2. Anggota parlemen MP,

3. Walsh DM,

4. Evans SJ,

5. PV Choudary,

6. Li J,

7. Overman KM,

8. Atz ME,

9. Myers RM,

10. Jones EG,

11. Watson SJ,

12. Akil H,

13. Bunney WE Jr.

(2004) Pengaruh faktor agonal dan postmortem pada profil ekspresi gen: kontrol kualitas dalam analisis microarray atau otak manusia postmortem. Biol Psikiatri 55: 346 – 352.

CrossRefMedline

32. ↵

1. Tsankova NM,

2. Berton O,

3. Renthal W,

4. Kumar A,

5. Neve RL,

6. Nestler EJ

(2006) Peraturan kromatin hippocampal yang berkelanjutan dalam model tikus dari depresi dan aksi antidepresan. Nat Neurosci 9: 519 – 525.

CrossRefMedline

33. ↵

1. Vassoler FM,

2. Schmidt HD,

3. Gerard ME,

4. KR terkenal,

5. Ciraulo DA,

6. Kornetsky C,

7. Knapp CM,

8. Pierce RC

(2008) Stimulasi otak dalam dari nukleus accumbens shell melemahkan pemulihan kokain yang dipicu oleh pencarian obat pada tikus. J Neurosci 28: 8735 – 8739.

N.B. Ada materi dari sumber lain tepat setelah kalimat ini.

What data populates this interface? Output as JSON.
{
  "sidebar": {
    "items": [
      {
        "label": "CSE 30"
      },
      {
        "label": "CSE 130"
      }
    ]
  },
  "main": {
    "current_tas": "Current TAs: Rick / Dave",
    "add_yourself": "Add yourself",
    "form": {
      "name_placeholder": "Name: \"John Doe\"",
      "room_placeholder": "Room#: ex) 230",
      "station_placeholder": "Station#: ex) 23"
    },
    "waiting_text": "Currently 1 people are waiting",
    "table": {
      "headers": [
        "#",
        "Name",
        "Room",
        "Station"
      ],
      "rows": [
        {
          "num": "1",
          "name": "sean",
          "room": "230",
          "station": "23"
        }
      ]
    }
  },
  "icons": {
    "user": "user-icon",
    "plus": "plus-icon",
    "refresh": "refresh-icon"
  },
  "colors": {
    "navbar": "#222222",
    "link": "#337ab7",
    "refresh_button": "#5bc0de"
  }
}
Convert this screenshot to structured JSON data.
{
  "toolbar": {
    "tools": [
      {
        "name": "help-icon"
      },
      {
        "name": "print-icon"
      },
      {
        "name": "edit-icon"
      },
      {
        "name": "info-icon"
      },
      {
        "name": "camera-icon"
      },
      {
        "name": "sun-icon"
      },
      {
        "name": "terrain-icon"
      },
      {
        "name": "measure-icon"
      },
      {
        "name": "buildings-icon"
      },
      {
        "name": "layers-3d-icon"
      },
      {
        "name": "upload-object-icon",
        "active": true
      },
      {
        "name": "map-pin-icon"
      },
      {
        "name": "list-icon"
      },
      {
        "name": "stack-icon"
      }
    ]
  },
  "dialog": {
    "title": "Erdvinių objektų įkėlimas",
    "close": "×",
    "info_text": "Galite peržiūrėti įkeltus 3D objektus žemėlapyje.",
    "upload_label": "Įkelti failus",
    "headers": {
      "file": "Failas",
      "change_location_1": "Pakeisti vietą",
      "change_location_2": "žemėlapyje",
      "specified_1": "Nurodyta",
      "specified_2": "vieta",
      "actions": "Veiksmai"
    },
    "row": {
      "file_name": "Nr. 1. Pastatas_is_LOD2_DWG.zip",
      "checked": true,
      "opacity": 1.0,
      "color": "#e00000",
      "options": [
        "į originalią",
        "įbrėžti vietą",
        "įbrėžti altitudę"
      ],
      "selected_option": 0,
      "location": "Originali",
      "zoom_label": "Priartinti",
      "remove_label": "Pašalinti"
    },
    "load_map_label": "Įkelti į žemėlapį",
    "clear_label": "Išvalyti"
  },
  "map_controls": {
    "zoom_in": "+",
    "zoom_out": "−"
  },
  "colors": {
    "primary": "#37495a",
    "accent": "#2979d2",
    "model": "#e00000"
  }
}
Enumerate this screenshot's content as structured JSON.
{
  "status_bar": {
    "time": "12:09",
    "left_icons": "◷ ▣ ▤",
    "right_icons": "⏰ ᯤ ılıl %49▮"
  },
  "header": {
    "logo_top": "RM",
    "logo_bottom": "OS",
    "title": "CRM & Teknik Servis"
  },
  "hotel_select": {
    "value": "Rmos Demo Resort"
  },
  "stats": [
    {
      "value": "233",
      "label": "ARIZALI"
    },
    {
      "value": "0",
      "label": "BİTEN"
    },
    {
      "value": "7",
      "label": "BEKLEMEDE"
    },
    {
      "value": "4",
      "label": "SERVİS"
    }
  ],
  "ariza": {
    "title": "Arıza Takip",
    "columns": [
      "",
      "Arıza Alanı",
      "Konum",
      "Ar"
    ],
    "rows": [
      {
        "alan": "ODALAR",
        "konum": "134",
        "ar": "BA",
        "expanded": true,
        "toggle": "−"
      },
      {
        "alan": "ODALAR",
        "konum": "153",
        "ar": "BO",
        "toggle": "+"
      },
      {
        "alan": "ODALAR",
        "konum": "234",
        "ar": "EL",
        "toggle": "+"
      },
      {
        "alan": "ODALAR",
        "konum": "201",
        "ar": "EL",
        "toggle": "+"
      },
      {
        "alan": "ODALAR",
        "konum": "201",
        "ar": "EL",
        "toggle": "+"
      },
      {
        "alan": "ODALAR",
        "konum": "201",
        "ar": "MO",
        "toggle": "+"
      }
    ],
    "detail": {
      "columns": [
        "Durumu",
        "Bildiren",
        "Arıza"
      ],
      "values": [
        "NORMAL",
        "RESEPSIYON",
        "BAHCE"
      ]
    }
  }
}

Abstrak / Teks Lengkap GRATIS

34. ↵

1. Vialou V,

2. Robison AJ,

3. QC Laplant,

4. Covington HE 3rd.,

5. Dietz DM,

6. Ohnishi YN,

7. Mouzon E,

8. Rush AJ 3rd.,

9. Watts EL,

10. Wallace DL,

11. Iñiguez SD,

12. Ohnishi YH,

13. Steiner MA,

14. Warren BL,

15. Krishnan V,

16. Bolaños CA,

17. Neve RL,

18. Ghose S,

19. Berton O,

20. Tamminga CA,

21. Nestler EJ

(2010) ΔFosB di sirkuit imbalan otak memediasi ketahanan terhadap stres dan respons antidepresan. Nat Neurosci 13: 745 – 752.

CrossRefMedline

35. ↵

1. Wilkinson MB,

2. Xiao G,

3. Kumar A,

4. LaPlant Q,

5. Renthal W,

6. Sikder D,

7. Kodadek TJ,

8. Nestler EJ

(2009) Perawatan Imipramine dan resiliensi menunjukkan regulasi kromatin yang serupa di wilayah otak utama. J Neurosci 29: 7820 – 7832.

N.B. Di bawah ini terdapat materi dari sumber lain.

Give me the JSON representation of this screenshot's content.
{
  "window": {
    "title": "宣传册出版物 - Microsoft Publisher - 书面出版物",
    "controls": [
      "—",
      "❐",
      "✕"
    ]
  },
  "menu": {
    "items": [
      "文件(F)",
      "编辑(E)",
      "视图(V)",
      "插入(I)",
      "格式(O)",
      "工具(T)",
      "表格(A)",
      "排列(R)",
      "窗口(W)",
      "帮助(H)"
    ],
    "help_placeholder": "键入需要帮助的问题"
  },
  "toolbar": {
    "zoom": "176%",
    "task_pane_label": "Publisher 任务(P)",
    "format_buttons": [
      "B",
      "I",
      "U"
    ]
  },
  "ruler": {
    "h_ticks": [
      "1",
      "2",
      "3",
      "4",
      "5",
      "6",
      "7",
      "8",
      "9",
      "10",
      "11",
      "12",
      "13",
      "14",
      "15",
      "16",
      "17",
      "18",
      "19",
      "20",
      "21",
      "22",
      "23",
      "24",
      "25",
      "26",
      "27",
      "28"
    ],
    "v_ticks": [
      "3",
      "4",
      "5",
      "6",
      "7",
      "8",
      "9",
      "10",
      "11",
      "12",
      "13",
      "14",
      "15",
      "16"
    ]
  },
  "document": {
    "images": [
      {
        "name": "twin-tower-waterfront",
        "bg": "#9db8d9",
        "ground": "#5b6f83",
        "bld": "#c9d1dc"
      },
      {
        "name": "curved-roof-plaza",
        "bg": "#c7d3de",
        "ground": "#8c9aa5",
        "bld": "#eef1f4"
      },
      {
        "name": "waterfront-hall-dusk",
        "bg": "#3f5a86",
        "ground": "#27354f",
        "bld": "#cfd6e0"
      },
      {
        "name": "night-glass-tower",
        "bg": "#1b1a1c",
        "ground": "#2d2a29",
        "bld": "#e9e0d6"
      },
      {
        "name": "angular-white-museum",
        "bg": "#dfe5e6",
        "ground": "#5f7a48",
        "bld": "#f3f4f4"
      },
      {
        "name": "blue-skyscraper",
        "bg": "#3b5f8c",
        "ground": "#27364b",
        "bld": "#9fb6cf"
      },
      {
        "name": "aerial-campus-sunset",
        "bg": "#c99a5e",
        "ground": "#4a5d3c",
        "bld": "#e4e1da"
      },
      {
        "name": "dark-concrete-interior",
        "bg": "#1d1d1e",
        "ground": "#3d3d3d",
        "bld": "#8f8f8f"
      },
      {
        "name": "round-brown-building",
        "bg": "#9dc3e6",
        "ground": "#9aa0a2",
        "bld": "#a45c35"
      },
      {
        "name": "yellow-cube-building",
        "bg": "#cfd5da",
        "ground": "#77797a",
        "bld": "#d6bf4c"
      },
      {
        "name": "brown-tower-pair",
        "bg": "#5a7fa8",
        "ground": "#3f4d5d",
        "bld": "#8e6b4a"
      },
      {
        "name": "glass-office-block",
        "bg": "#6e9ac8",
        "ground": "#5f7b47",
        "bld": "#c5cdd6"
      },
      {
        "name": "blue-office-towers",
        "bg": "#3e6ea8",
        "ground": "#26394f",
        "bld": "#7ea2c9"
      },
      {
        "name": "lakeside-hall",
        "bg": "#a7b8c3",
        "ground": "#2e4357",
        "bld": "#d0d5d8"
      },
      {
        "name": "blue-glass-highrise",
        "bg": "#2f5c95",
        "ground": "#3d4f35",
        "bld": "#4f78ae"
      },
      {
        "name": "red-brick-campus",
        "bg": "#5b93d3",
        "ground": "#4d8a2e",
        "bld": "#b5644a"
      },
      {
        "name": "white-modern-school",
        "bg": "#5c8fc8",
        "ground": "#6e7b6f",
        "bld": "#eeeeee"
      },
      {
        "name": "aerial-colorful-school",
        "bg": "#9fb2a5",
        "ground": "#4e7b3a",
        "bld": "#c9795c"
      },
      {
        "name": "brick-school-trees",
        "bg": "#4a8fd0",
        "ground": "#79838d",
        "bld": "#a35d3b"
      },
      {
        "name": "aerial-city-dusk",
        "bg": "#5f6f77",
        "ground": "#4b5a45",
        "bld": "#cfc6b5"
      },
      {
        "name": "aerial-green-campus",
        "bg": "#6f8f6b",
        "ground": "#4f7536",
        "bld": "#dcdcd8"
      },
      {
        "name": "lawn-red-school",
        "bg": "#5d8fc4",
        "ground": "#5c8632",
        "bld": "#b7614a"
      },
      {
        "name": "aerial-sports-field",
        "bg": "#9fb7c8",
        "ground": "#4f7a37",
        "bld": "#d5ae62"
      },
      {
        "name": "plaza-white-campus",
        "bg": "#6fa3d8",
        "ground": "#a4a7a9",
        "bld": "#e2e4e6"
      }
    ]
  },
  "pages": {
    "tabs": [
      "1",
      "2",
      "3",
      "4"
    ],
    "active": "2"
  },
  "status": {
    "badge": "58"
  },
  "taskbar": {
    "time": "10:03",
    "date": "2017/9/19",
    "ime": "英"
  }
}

Abstrak / Teks Lengkap GRATIS

36. ↵

1. Xia Z,

2. Dudek H,

3. Miranti CK,

4. Greenberg ME

(1996) Masuknya kalsium melalui reseptor NMDA menginduksi transkripsi gen segera dengan mekanisme MAP kinase / ERK-dependent. J Neurosci 16: 5425 – 5436.